Aprendí lo que no puedo explicar con Eliézer y llevaré los Altos del Golán por dentro mientras tenga memoria. Y a él lo llevaré en el corazón. Desde ese viaje, de vez en cuando, nos damos un saludo por WhatsApp. Yo lo recuerdo con frecuencia: pienso en cómo llevará su espalda en esas intensas horas de trabajo y mientras maneja o está de pie bajo el sol. Pienso en su edad, en su soledad, en lo que pasará por su mente con los recuerdos de la guerra mezclados con la necesidad y los dolores del presente. Pero desde hace unas semanas, desde el confinamiento y la respectiva desaparición del turismo, no sale de mi mente: pienso en los aguacates que tuvo que recoger del suelo hace muchos años, cuando no tenía qué comer. Pienso en que, a pesar del dolor en la espalda, él quisiera estar todas esas horas parado bajo el sol para tener de qué vivir, aunque fuera más humano que no estuviera trabajando así a su edad. Pienso en lo lejos que está, en la impotencia de todo.
Y entonces, por esas cosas de la vida, recibo un saludo suyo por WhatsApp para saber cómo estoy. Le pregunto por él y me dice que no hay turismo desde el dos de marzo y que está manejando un taxi en Tel-Aviv, aunque por el confinamiento “not much money”, hay poco dinero. Es lo máximo que me admitirá desde ese muro que ha construido alrededor de sus sentimientos. Pero para mí es suficiente para sufrir por él, para imaginarme su cotidianidad.
Entonces recuerdo que es Eliézer, ese hombre de hierro con esa voluntad que ya se quisieran los demás. Así que decido simplemente conversar con él un rato (me cuenta incluso que es un día triste en Israel, pues se conmemora la muerte de seis millones de judíos en el Holocausto), rememorar nuestros recorridos, agradecerle una vez más, decirle que todo estará bien y que me gusta mucho hablar con él, para que sepa que, de alguna manera y a través de los infinitos mundos que nos separan, aquí estoy.
Y entonces pienso en Ervin, el chico bosnio de veintitantos años que me llevó a recorrer las montañas que rodean Sarajevo y me contó detalles escalofriantes sobre el asedio de la ciudad y sobre esa guerra que él vivió cuando era niño.
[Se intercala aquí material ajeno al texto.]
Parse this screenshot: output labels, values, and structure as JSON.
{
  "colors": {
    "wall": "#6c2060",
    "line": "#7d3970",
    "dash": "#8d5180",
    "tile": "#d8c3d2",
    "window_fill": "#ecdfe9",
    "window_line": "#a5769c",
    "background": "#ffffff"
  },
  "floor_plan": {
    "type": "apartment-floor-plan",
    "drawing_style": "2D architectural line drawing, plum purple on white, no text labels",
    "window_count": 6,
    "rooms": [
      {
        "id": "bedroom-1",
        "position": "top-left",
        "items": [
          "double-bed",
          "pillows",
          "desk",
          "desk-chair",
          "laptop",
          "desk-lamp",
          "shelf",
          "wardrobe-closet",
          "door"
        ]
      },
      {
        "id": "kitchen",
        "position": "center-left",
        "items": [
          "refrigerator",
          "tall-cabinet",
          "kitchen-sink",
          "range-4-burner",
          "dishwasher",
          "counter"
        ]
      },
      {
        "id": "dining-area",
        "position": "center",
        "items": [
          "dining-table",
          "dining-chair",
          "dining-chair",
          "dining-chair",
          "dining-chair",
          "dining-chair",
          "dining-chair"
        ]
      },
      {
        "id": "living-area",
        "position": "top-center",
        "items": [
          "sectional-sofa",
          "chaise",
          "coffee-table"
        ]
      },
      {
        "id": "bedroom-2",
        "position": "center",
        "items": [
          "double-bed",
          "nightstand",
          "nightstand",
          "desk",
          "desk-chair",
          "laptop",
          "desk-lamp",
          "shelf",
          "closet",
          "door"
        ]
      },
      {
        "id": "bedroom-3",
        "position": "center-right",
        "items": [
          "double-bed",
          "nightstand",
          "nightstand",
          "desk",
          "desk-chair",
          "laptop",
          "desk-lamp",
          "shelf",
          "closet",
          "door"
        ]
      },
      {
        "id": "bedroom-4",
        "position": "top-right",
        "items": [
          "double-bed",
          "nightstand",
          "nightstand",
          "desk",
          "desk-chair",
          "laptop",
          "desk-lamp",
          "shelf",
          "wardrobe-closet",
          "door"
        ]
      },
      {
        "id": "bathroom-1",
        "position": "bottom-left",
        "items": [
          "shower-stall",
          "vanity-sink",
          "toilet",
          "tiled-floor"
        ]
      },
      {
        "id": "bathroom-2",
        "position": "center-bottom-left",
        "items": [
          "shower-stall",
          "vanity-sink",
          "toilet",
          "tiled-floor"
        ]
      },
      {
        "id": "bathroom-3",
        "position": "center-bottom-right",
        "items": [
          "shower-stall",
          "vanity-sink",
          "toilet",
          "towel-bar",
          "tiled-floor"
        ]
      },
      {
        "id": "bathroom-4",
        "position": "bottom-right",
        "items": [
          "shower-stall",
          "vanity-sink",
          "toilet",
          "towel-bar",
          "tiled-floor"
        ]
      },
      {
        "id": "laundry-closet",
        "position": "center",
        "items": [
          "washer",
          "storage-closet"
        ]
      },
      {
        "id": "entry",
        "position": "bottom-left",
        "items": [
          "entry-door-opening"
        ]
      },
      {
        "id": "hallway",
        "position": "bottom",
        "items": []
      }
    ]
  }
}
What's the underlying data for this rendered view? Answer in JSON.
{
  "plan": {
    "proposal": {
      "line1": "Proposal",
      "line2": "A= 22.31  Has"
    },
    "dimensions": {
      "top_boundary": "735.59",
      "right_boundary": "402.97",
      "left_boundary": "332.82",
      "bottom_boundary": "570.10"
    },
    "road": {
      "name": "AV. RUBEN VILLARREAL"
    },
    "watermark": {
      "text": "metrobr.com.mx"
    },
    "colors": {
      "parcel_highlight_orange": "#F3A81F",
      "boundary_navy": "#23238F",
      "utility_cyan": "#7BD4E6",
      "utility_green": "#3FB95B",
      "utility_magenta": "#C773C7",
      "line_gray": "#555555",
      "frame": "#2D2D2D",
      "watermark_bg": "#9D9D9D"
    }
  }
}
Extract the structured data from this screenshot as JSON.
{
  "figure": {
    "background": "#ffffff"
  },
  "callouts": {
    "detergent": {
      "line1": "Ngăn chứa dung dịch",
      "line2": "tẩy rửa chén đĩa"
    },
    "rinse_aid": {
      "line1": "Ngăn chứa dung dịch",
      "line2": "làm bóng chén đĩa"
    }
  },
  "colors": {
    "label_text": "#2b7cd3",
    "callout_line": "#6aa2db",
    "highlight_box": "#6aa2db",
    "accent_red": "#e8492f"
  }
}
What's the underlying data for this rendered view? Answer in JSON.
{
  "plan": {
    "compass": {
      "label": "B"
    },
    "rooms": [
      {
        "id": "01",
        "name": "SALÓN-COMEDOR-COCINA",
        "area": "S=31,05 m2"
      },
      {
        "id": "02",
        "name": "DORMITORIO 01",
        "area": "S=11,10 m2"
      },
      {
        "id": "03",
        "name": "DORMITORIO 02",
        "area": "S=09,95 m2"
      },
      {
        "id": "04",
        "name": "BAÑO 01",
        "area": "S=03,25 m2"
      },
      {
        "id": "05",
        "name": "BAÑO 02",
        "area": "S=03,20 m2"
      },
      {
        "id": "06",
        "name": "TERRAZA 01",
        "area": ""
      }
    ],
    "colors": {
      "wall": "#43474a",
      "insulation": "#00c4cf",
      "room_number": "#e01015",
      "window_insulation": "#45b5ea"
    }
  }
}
Pienso en las dieciséis horas diarias que trabajaba –no olvido las gotas de sudor rodándole por la cara permanentemente– cargando unas bolsas pesadísimas para tener herramientas que hicieran la experiencia inolvidable y que así de pronto más personas se atrevieran a ir a esa Bosnia que todavía suena a guerra, a miedo y a retraso, pero en donde precisamente quienes la reconstruyen buscan de qué vivir.
Dónde estará Ervin a esta hora, sin viajeros a los que contarles sobre el horror en esa maravillosa ciudad… Cómo se sentirá verdaderamente Eliézer… Qué pasará por la mente y el corazón de aquellos que no tienen cómo quejarse de aburrimiento desde el encierro.